Par Cheikh CAMARA – L’Intersyndicale des travailleurs des Ics, membre de la Coalition nationale des centrales syndicales affiliées à la Csi, a profité de ce 1er mai pour exprimer son profond malaise lors d’un point de presse. Selon les responsables syndicaux Cheikh Tidiane Diène et Ousmane Ndiaye, les propos tenus par le Premier ministre le 12 mars 2026 ont plongé l’entreprise dans l’incertitude. «La déclaration publique du chef du gouvernement a installé un climat d’angoisse chez de nombreux travailleurs qui s’interrogent désormais sur l’avenir de leur outil de travail et les conséquences sur le fonctionnement de l’entreprise», ont-ils déploré. Face à ce contexte délétère, l’intersyndicale a appelé ses membres à la sérénité et à une solidarité sans faille.
Défendre l’outil de production et la stabilité
Malgré les tensions, les syndicalistes affichent leur détermination à protéger les performances record de l’entreprise : «Nous défendrons par tous les moyens la stabilité des Ics pour consolider un niveau de performance jamais égalé, tout en sécurisant les emplois et les acquis sociaux», ont-ils martelé. Invoquant leur «devoir patriotique», les représentants du personnel appellent l’Etat à instaurer un dialogue constructif.
Pour sortir de l’impasse, l’intersyndicale formule plusieurs recommandations urgentes : instaurer un cadre de dialogue formel et inclusif entre le gouvernement, la direction des Ics et l’intersyndicale ; garantir un partage d’informations transparent pour stopper la spéculation et la désinformation ; préserver l’emploi et soutenir le développement durable du site ; autoriser l’usine de fabrication d’engrais complexes, un projet bloqué depuis 18 mois malgré les besoins cruciaux de l’agriculture sénégalaise ; et associer les travailleurs au capital en cas de modification de l’actionnariat.

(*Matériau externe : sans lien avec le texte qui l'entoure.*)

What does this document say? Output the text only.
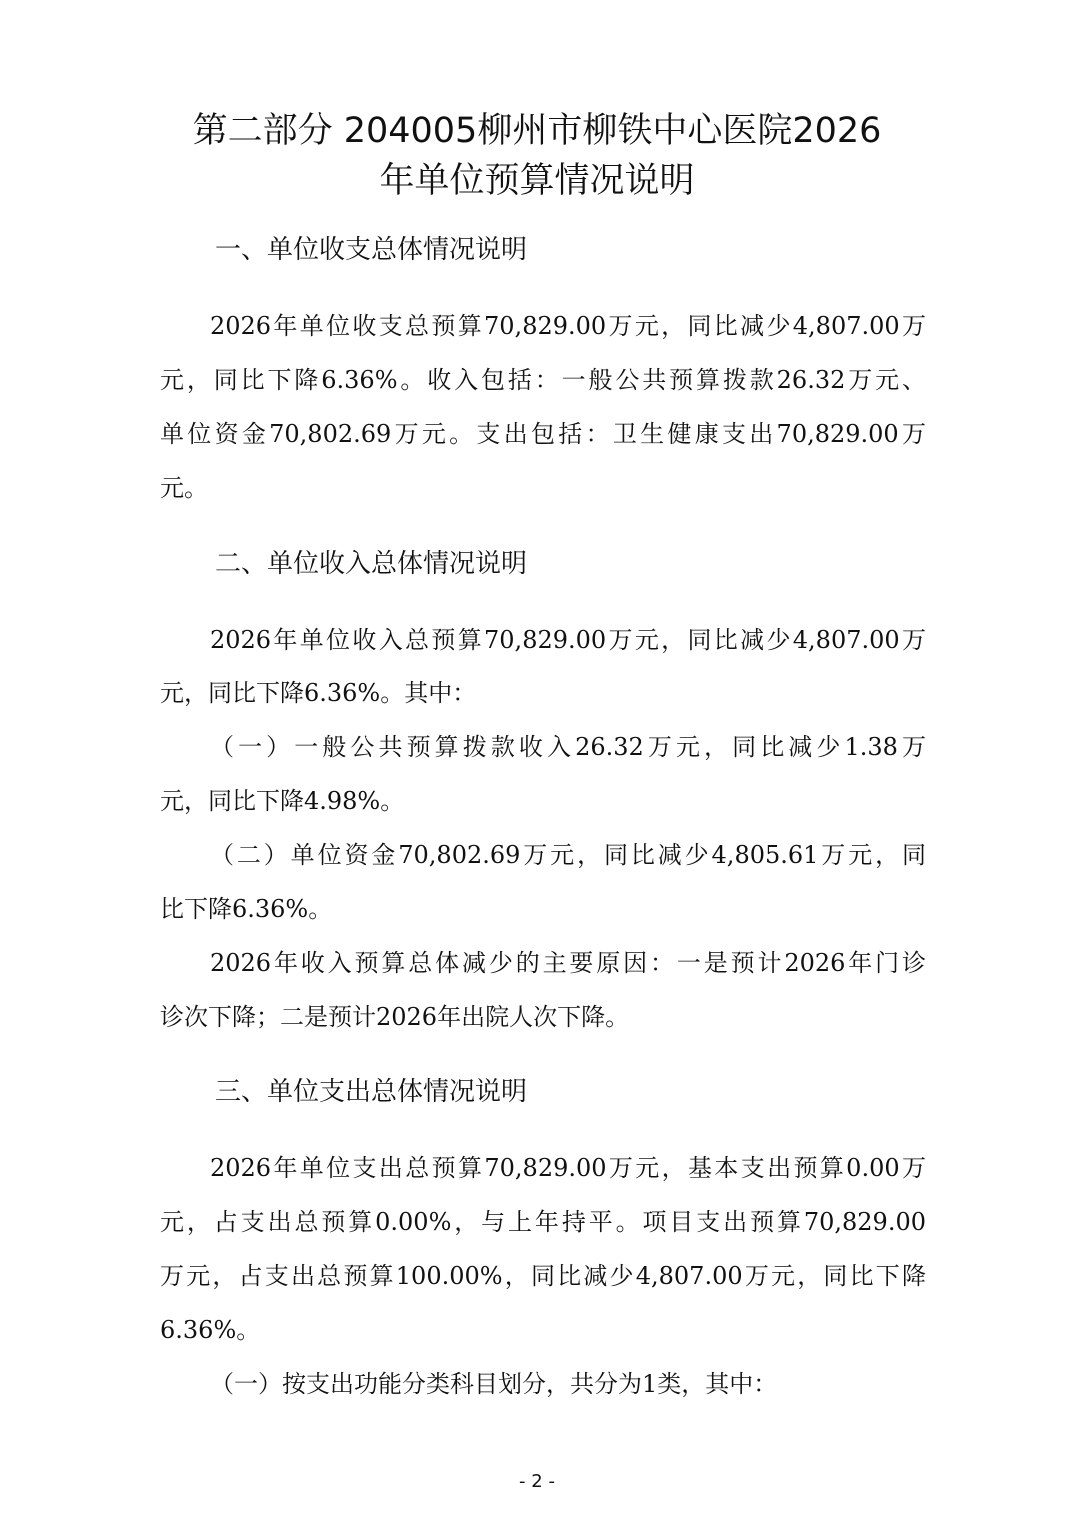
第二部分 204005柳州市柳铁中心医院2026
年单位预算情况说明
一、单位收支总体情况说明

2026年单位收支总预算70,829.00万元，同比减少4,807.00万

元，同比下降6.36%。收入包括：一般公共预算拨款26.32万元、

单位资金70,802.69万元。支出包括：卫生健康支出70,829.00万

元。

二、单位收入总体情况说明

2026年单位收入总预算70,829.00万元，同比减少4,807.00万

元，同比下降6.36%。其中：

（一）一般公共预算拨款收入26.32万元，同比减少1.38万

元，同比下降4.98%。

（二）单位资金70,802.69万元，同比减少4,805.61万元，同

比下降6.36%。

2026年收入预算总体减少的主要原因：一是预计2026年门诊

诊次下降；二是预计2026年出院人次下降。

三、单位支出总体情况说明

2026年单位支出总预算70,829.00万元，基本支出预算0.00万

元，占支出总预算0.00%，与上年持平。项目支出预算70,829.00

万元，占支出总预算100.00%，同比减少4,807.00万元，同比下降

6.36%。

（一）按支出功能分类科目划分，共分为1类，其中：

- 2 -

Au-delà de la situation politique, le climat social interne est également sous pression. Bien qu’un protocole d’accord ait été signé pour la période 2023-2025, les syndicats regrettent que certains points -comme le «car plan» de l’encadrement et la prime de fidélité- n’aient toujours pas été soldés par la Direction générale. Une nouvelle plateforme revendicative a été déposée le 24 décembre 2025, mais les négociations tardent à s’ouvrir malgré les engagements pris par la Direction en janvier dernier.
Pour les travailleurs des Ics, ce 1er mai 2026 revêt donc un «caractère singulier». Plus qu’une célébration symbolique, cette journée a servi de tribune pour rappeler que la stabilité sociale ne pourra être maintenue sans un respect mutuel des engagements et une vision claire sur l’avenir de ce fleuron de l’industrie sénégalaise.